Renal biopsies were performed percutaneously, the majority under ultrasound guidance. Kidney tissue was appropriately fixed and examined by light, immunofluorescence and electron microscopy according to standard techniques. Serial sections, 3 µm thick, were stained with haematoxylin and eosin, periodic acidSchiff and silver methenamine or trichrome-Masson stains. Routine immunofluorescence microscopy was performed on 5 µm cryostat sections using polyclonal FITC-conjugated antibodies to IgG, IgM, IgA, C3, C1q and fibrinogen. In 18 of the 19 patients, adequate glomerular tissue was available for electron microscopy.
For each biopsy specimen, the severity of the lesions observed by light microscopy (glomerular proliferation, glomerular sclerosis, tubular atrophy and interstitial infiltration) and the intensity and extent of the immunofluorescence microscopy findings were graded semi-quantitatively on the following scale: 0, absent; 1+, slight; 2+, moderate; and 3+, marked.

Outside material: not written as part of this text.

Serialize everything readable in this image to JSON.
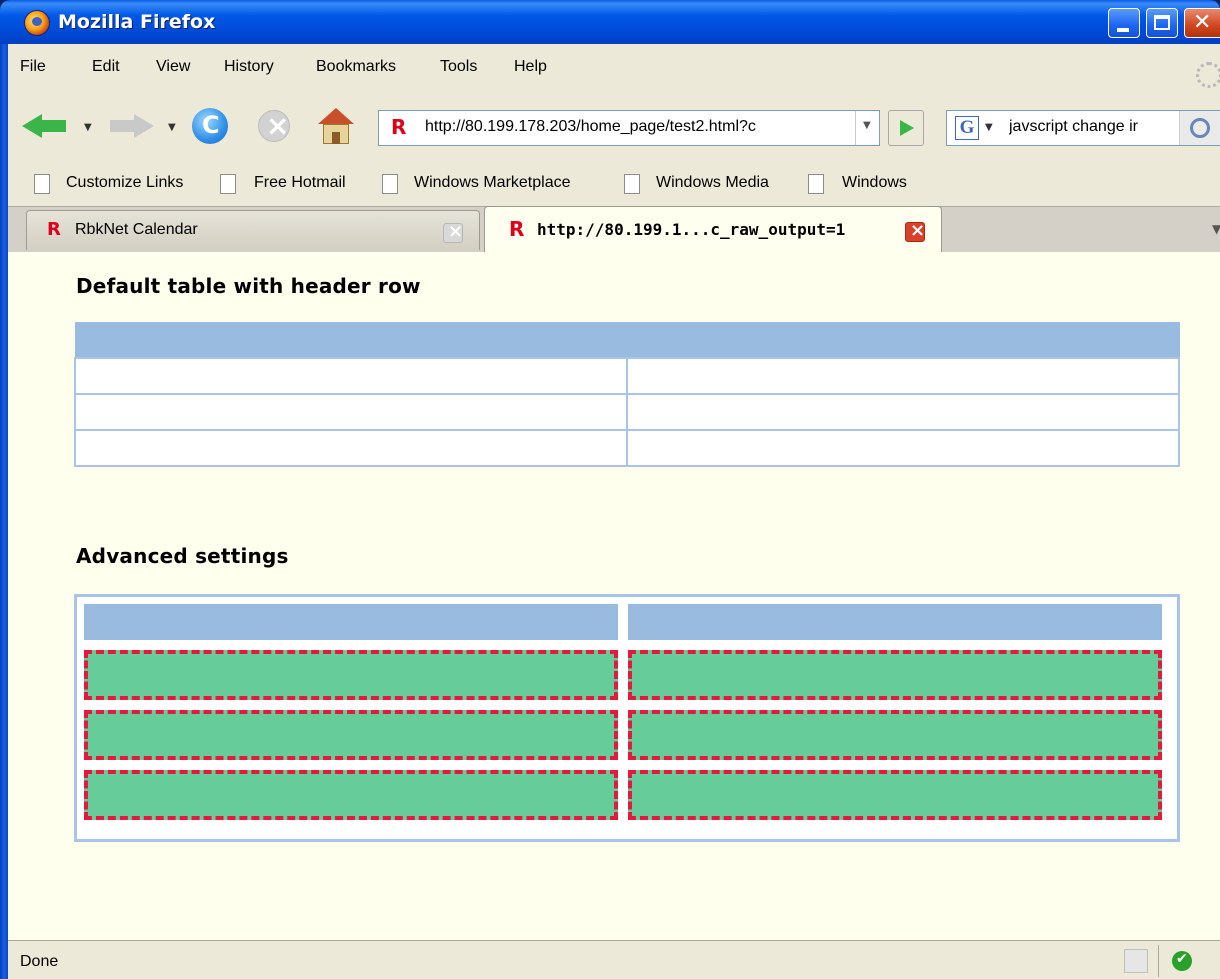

Serological data for HIV, hepatitis B virus (HBV) and hepatitis C virus (HCV) for the study cohort were obtained. Chronic HCV infection was diagnosed by the presence of serum antibodies against HCV proteins. Serum samples were tested for evidence of HBV infection by measuring hepatitis B surface antigen, anti-hepatitis B core antigen IgG and anti-hepatitis B surface antigen, and HIV infection was diagnosed by the presence of serum antibodies against HIV (types 1 and 2).
Data are presented as arithmetic means ± SD.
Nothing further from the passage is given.